Characterization of Dynamic IDP Complexes by NMR Spectroscopy

Abstract

NMR spectroscopy has proven to be a key method for studying intrinsically disordered proteins (IDPs). Nonetheless, traditional NMR methods developed for solving structures of ordered protein complexes are insufficient for the full characterization of dynamic IDP complexes, where the energy landscape is broader and more rugged. Furthermore, due to their high sensitivity to environmental changes, NMR studies of IDP complexes must be conducted with extra care and the observed NMR parameters thoroughly evaluated to enable disentanglement of binding events from ensemble distribution changes. In this chapter, written for the non-NMR expert, we start out by outlining sample preparation for IDP complexes, guide through the recording and evaluation of diagnostic ¹H,¹⁵N-HSQC spectra, and delineate more sophisticated NMR strategies to follow for the particular type of complex. The most relevant experiments are then described in terms of aims, needs, pitfalls, analysis, and expected outcomes, with references to recent examples.

Introduction

Intrinsically disordered proteins (IDPs) or regions (IDRs) (here collectively termed IDPs) are proteins that are functional while existing in a broad ensemble of near isoenergetic conformations. Despite their lack of tertiary structure, IDPs are involved in communication with other molecules by forming all kinds of associations ranging from binary, discrete complexes to large multicomponent assemblies. IDP complexes form with affinities similar to those of globular folded proteins, and are on average only 2.5 kcal mol^− 1 less stable due to a conformational entropy loss (Teilum, Olsen, & Kragelund, 2015). Similar to globular proteins their complexes serve structural, functional, and regulatory roles (Uversky, 2018; Wright & Dyson, 2015), but due to their dynamic nature, they expand the types of possible complexes (Miskei, Antal, & Fuxreiter, 2016; Mittag, Kay, & Forman-Kay, 2010; Motlagh, Wrabl, Li, & Hilser, 2014). The fast dynamics characteristic of IDPs may persist in their complexes and the degree of disorder can vary greatly. In one end of the scale, IDPs may completely fold upon binding to form globular-like complexes with little disorder (Rogers, Steward, & Clarke, 2013; Wright & Dyson, 2009), while at the other end disorder may persist and result in complexes where both binding partners stay disordered (Borgia et al., 2018) (Fig. 1). Furthermore, some IDP regions have limited sequence diversity which under certain conditions can lead to large-scale associations involving an undefined number of molecules forming liquid–liquid phase-separated states referred to as condensates (Fung, Birol, & Rhoades, 2018) (see also chapter “Visualization and quantitation of phase-separated droplet formation by human HP1α” by Keenen et al.
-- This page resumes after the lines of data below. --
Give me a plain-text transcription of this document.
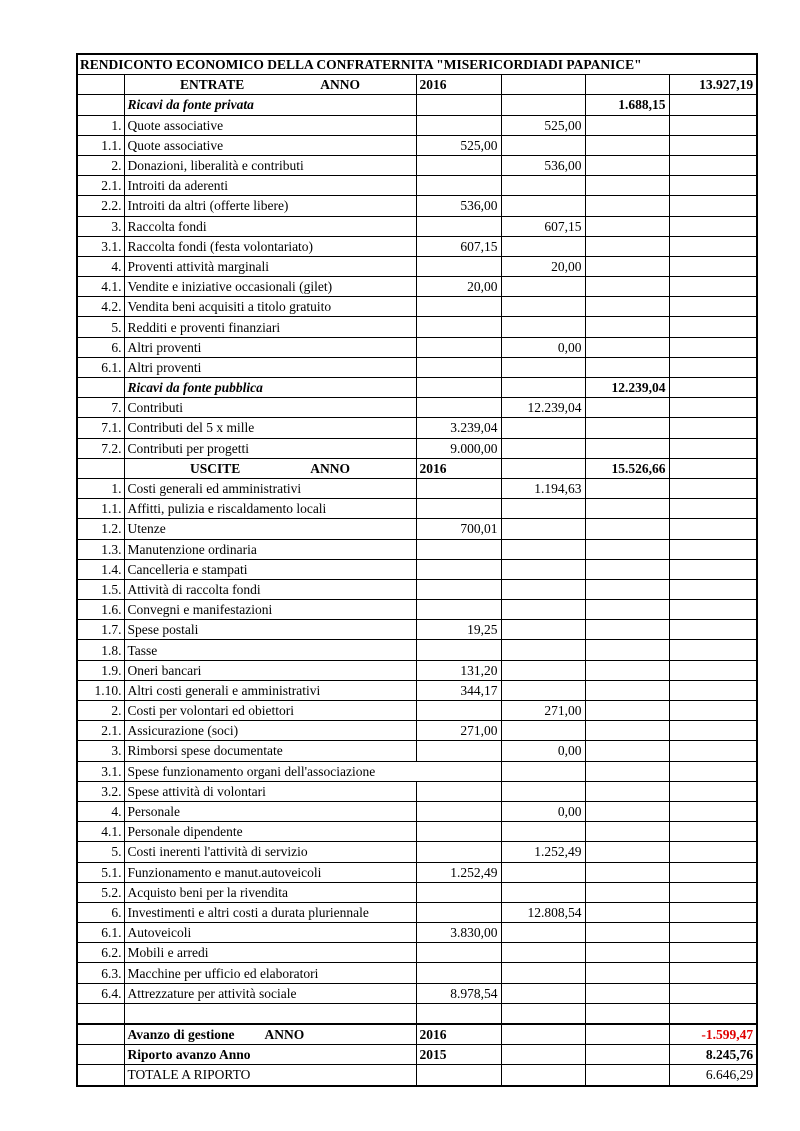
RENDICONTO ECONOMICO DELLA CONFRATERNITA "MISERICORDIADI PAPANICE"					
	ENTRATE ANNO	2016			13.927,19
	Ricavi da fonte privata			1.688,15	
1.	Quote associative		525,00		
1.1.	Quote associative	525,00			
2.	Donazioni, liberalità e contributi		536,00		
2.1.	Introiti da aderenti				
2.2.	Introiti da altri (offerte libere)	536,00			
3.	Raccolta fondi		607,15		
3.1.	Raccolta fondi (festa volontariato)	607,15			
4.	Proventi attività marginali		20,00		
4.1.	Vendite e iniziative occasionali (gilet)	20,00			
4.2.	Vendita beni acquisiti a titolo gratuito				
5.	Redditi e proventi finanziari				
6.	Altri proventi		0,00		
6.1.	Altri proventi				
	Ricavi da fonte pubblica			12.239,04	
7.	Contributi		12.239,04		
7.1.	Contributi del 5 x mille	3.239,04			
7.2.	Contributi per progetti	9.000,00			
	USCITE ANNO	2016		15.526,66	
1.	Costi generali ed amministrativi		1.194,63		
1.1.	Affitti, pulizia e riscaldamento locali				
1.2.	Utenze	700,01			
1.3.	Manutenzione ordinaria				
1.4.	Cancelleria e stampati				
1.5.	Attività di raccolta fondi				
1.6.	Convegni e manifestazioni				
1.7.	Spese postali	19,25			
1.8.	Tasse				
1.9.	Oneri bancari	131,20			
1.10.	Altri costi generali e amministrativi	344,17			
2.	Costi per volontari ed obiettori		271,00		
2.1.	Assicurazione (soci)	271,00			
3.	Rimborsi spese documentate		0,00		
3.1.	Spese funzionamento organi dell'associazione				
3.2.	Spese attività di volontari				
4.	Personale		0,00		
4.1.	Personale dipendente				
5.	Costi inerenti l'attività di servizio		1.252,49		
5.1.	Funzionamento e manut.autoveicoli	1.252,49			
5.2.	Acquisto beni per la rivendita				
6.	Investimenti e altri costi a durata pluriennale		12.808,54		
6.1.	Autoveicoli	3.830,00			
6.2.	Mobili e arredi				
6.3.	Macchine per ufficio ed elaboratori				
6.4.	Attrezzature per attività sociale	8.978,54			

	Avanzo di gestione ANNO	2016			-1.599,47
	Riporto avanzo Anno	2015			8.245,76
	TOTALE A RIPORTO				6.646,29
Solution-state NMR spectroscopy has proven to be a valuable tool in the studies of IDPs, as this method allows data acquisition in the absence of structure formation. The dynamical properties of IDPs can even be advantageous in NMR studies, as this may result in narrow line widths. Where X-ray crystallography may solve structures of IDP complexes in cases where folding occurs (Qi et al., 2017) or when the binding region can be contained within a small peptide (Gulbis, Kelman, Hurwitz, O’Donnell, & Kuriyan, 1996), NMR spectroscopy allows studying complexes retaining disorder. Sometimes NMR data are integrated with computation (Delaforge et al., 2018), or X-ray crystallography (Gógl et al., 2016; Leyrat et al., 2011). Yet, the dynamics inherent to IDPs pose both conceptual and technical challenges to the study of their complexes by NMR spectroscopy. From the technical side, line broadening from dynamics on unfavorable timescales, lack of intermolecular nuclear Overhauser effects (NOEs), peak overlap from disordered regions, and weak affinities challenge information retrieval. Conceptually, for designing the study and interpreting the data it must be taken into account that the complex may not exist in a single state.

This chapter has been written for the non-NMR expert and focuses on the use of NMR spectroscopy to study IDP complexes where disorder is at least partly retained. Thus, we will not go into details in cases where complete folding upon binding is achieved, as relevant and well-written reviews and textbooks are available (see Bonvin, Boelens, & Kaptein, 2005; Gronenborn & Clore, 1995; Hass & Ubbink, 2014; Schieborr et al., 2005; Thompson, Beck, & Campbell, 2015). Likewise, NMR methods for the study of free IDPs have been well described (Brutscher et al., 2015; Jensen et al., 2009; Jensen, Zweckstetter, Huang, & Blackledge, 2014; Konrat, 2014). The reader will be taken from the sample preparation of the complex through the recording of diagnostic 2D ¹H,¹⁵N-heteronuclear single quantum coherence (HSQC) spectra that may reveal important information on the system under investigation and help define further possible NMR strategies for the specific type of complex. NMR experiments of particular relevance for IDP complexes are then suggested, including aims, needs, pitfalls, analysis, and expected outcomes, as well as references to relevant examples.